# Fahrberichte zum Revox 29er



## bergamont (24. März 2011)

Wir haben hier einige Fahrberichte zum Bergamont Revox 29er gesammelt. Wer am Thema 29" interessiert ist, kann hier eine Menge Infos nachlesen.

*Revox 6.1*

Ralph Gerlach schreibt in seinem Blog Racing-Ralph

*Revox 9.1*

Beim Schweizer Forum Twentyniner Bike Community findet sich eine Einzel- und ein Vergleichstest. Beides derzeit noch in Arbeit.
Wer dem Englischen mächtig ist, kann auch auf Twenty Nine Inches einen Bericht nachlesen.

Bilder und genaue Ausstattungslisten zu den Bikes findet Ihr auf unserer Webseite.


----------



## cafescup (24. März 2011)

Hi,

ich habe da mal eine Frage.

Ich warte nun bereits schon recht lange auf mein Revox 9.1. Es heißt immer wieder das es bals eintrifft. Aber wann 

Hat jemand dies bezüglich jemand eine Info?

Greetz Cafescup


----------



## MTB-News.de




----------



## bergamont (25. März 2011)

Hi Cafescup,

Wir bedauern die längere Wartezeit und arbeiten mit Hochdruck an der Auslieferung. Ich kann momentan nur um etwas Geduld bitten und hoffe hier im Laufe der nächsten Woche konkrete Angaben machen zu können.


----------



## rschwarz (3. April 2011)

ERSTER






erster eindruck das ist kein fahrrad


das ist eine rakete


----------



## cafescup (3. April 2011)

rschwarz schrieb:


> ERSTER
> 
> 
> 
> ...



Mein Glückwunsch  ich warte und warte und warte............

@ Thomas

gibt es schon Neuigkeiten?

Greetz Cafescup


----------



## chris29 (4. April 2011)

Wir haben die Nachricht das unsere bestellten 6.1er Revox in der Woche vor Ostern kommen sollen, genau wie die bestellten Fullys. Die Platoons machen übrigens einen guten Eindruck! Hab den ganzen Samstag die Bikes zusammengeschraubt und gestern mal eines Probe gefahren. Ich denke Sie werden sich in unserem Verleih gut schlagen  (www.harzagentur.de)


----------



## bergamont (4. April 2011)

@cafescup
Wir arbeiten die Bestellungen Stück für Stück ab, habe Dir aber auch eine PM mit Details geschickt. 

@all
Wir haben noch eine schicke Flash-Animation zum Thema 29er auf unsere Facebook Seite geladen - schaut sie Euch an, kann jeder sehen.


----------



## cafescup (28. April 2011)

Ähhhm... Zweiter *** freu***

So nun geil.. es ist da und gleich hab ich`s noch ein kleines bisschen gepimt 




Nach der ersten Testfahrt kann ich nur sagen.... Supergeil.....
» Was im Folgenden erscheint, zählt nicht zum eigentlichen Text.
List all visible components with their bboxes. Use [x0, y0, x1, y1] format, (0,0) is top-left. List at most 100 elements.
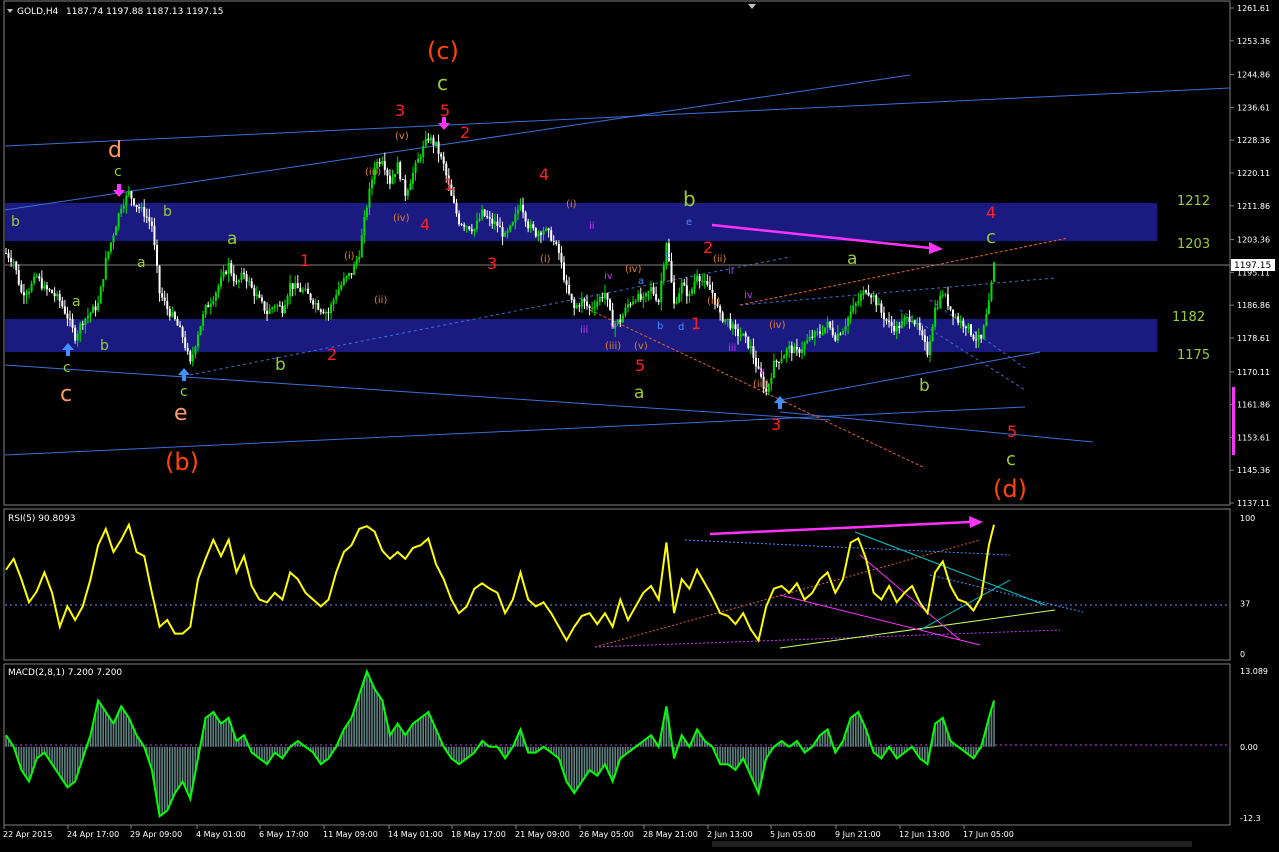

Die lange Runde folgt am Samstag

Greetz Cafescup


----------



## rschwarz (30. April 2011)

Glückwunsch Cafescup !

welche größe ?
was wurde geändert ?

mfg


----------



## cafescup (2. Mai 2011)

rschwarz schrieb:


> Glückwunsch Cafescup !
> 
> welche größe ?
> was wurde geändert ?
> ...



Danke, und es macht mal richtig Spaß.

Ich bin 180cm und fahre Gr.M

Änderungen aktuell:

- Bremsscheiben XT SM-RT76M (besserer Druckpunkt , viel leiser und bissig)
- Lenker Easton Monkeylite Carbon 680mm
- Griffe Acros
- Vorbau Thomson x4 Elite 100mm 0°
- Sattelstütze Thomson
- Sattel Selle Italia XC SLR ;Modell `11
- Sattelklemme Hope
- Flaschenhalter Tacx Tao
- Pedale XTR

Ja und den 10mm Spacer unter dem Vorbau nach oben gesetzt.

Das Bike sieht jetzt noch besser aus als es eh schon ist

Ich kann Dir gerne noch ein aktuelles Pic einstellen.


Greetz Cafescup


----------



## rschwarz (2. Mai 2011)

hallo,

ja immer rein hier mit den bildern 

xl bei 185cm 

meine änderungen :

- sattel syncros am (weiß/schwarz) durch die breite sattelspitze gut beim
  klettern da das vorderrad bei steilen stichen zum steigen neigt

- griffe ergon gx2 (ich mag hörnchen), die orginalen sind ein witz da sollte
  man lieber gar keine mitliefern

- großes kettenblatt gegen ein 44er xt getauscht, mehr speed 

- tacho, spd-pedale, flaschenhalter

problemthemen :

- die bremse, italienische diva - ständig am singen und zicken

bin jetzt auch soweit das ich mal andere bremsscheibem probieren will
geht das problemlos mit den xt scheiben (v180/h160) ?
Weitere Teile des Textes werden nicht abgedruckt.